Como acreditar que A Roda do Tempo chegaria à quarta temporada?


Tenho uma opinião diferente da Amazon Prime Video: teria cortado a problemática Anéis de Poder, uma vez que seu custo é o triplo e alcançou menos da metade do sucesso. Mas não tenho acesso aos números verdadeiros — é palpite de observadora externa mesmo. O fato é que há um nicho arrasado com o fim da série, deixando A Roda do Tempo no meio do conflito, sem resolução.
O streaming não morreu, mas está se adaptando
Sabemos que não houve exatamente “erros”, e é isso que nos deixa intrigados e inseguros. O pico do streaming foi curto e já acabou. O que vem pela frente?
O mercado está mudando. A era da expansão sem freios acabou. Segundo dados da Ampere Analysis, o crescimento global de assinantes de streaming desacelerou em 2024, especialmente na América do Norte e Europa. Plataformas como Disney+ e Netflix já falam abertamente sobre “otimização de portfólio” — leia-se: menos apostas ousadas, mais segurança de retorno.
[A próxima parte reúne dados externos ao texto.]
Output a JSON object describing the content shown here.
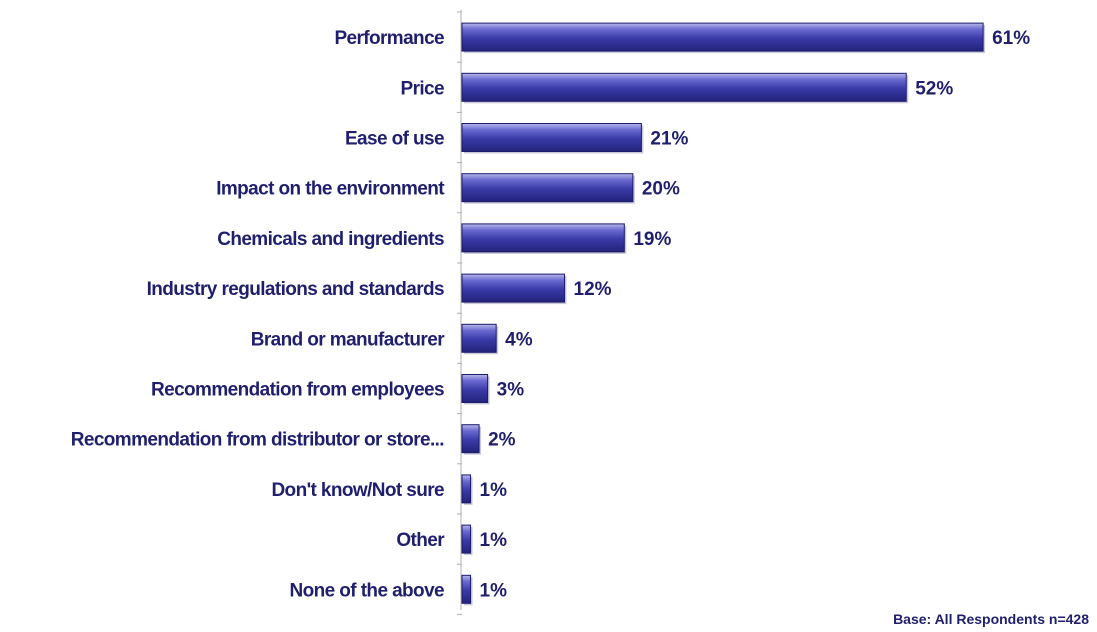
{
  "chart_data": {
    "type": "bar",
    "orientation": "horizontal",
    "categories": [
      "Performance",
      "Price",
      "Ease of use",
      "Impact on the environment",
      "Chemicals and ingredients",
      "Industry regulations and standards",
      "Brand or manufacturer",
      "Recommendation from employees",
      "Recommendation from distributor or store...",
      "Don't know/Not sure",
      "Other",
      "None of the above"
    ],
    "values": [
      61,
      52,
      21,
      20,
      19,
      12,
      4,
      3,
      2,
      1,
      1,
      1
    ],
    "value_labels": [
      "61%",
      "52%",
      "21%",
      "20%",
      "19%",
      "12%",
      "4%",
      "3%",
      "2%",
      "1%",
      "1%",
      "1%"
    ],
    "unit": "%",
    "xlim": [
      0,
      70
    ],
    "grid": false,
    "legend": "none",
    "bar_color": "#3a3a9e"
  },
  "footnote": "Base:  All Respondents n=428"
}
Nesse contexto, considero o adiamento de Um Cavaleiro dos Sete Reinos preocupante, e a recepção morna de House of the Dragon em comparação à Game of Thrones, outro sinal amarelo. O custo de HOTD — que demanda CGI constante para os dragões — tornou-se um desafio até mesmo para a HBO Max. Eu — de novo ousando me colocar como especialista — teria contado tudo em três temporadas. Mas pelo que estamos vendo, será necessário chegar à quarta para encerrar o drama. Será que os Targaryen sobrevivem ao “dracarys” administrativo? Sem o apoio moral (e criativo) de George R. R. Martin, parece ainda mais incerto.
Duna e a miragem de um futuro sci-fi
Nem falo de Duna ou Duna: A Profecia, que também estão em cenário “árido”, como sua história. A série de TV terá uma segunda temporada, mas, a meu ver, será sua última. Já a trilogia do cinema está garantida, mas tampouco deve continuar após o terceiro longa.
A Duna de Denis Villeneuve é uma rara exceção que confirmou a regra: teve aclamação da crítica, bilheteria expressiva e uma equipe criativa de elite. Mas mesmo assim, o investimento é alto, e a Warner já sinalizou que não pretende estender indefinidamente a franquia.


O que é bom e barato, afinal?
A pergunta que fica é: o que é bom e barato, que possa nos encantar? Não é surpresa que true crime siga firme e forte. Sangue e injustiça nunca falham — e custam barato. Séries documentais como Making a Murderer, The Staircase, ou mesmo produções nacionais como Elize Matsunaga: Era uma Vez um Crime, mostram que o público continua sedento por histórias reais, com tensão dramática e impacto emocional — e que custam uma fração do que custa criar um mundo de dragões, magos ou planetas distantes.
Plataformas como Netflix e HBO Max já entenderam o recado. O futuro imediato não será construído com espadas élficas nem tronos de ferro, mas com histórias menores, intensas e — sobretudo — mais baratas.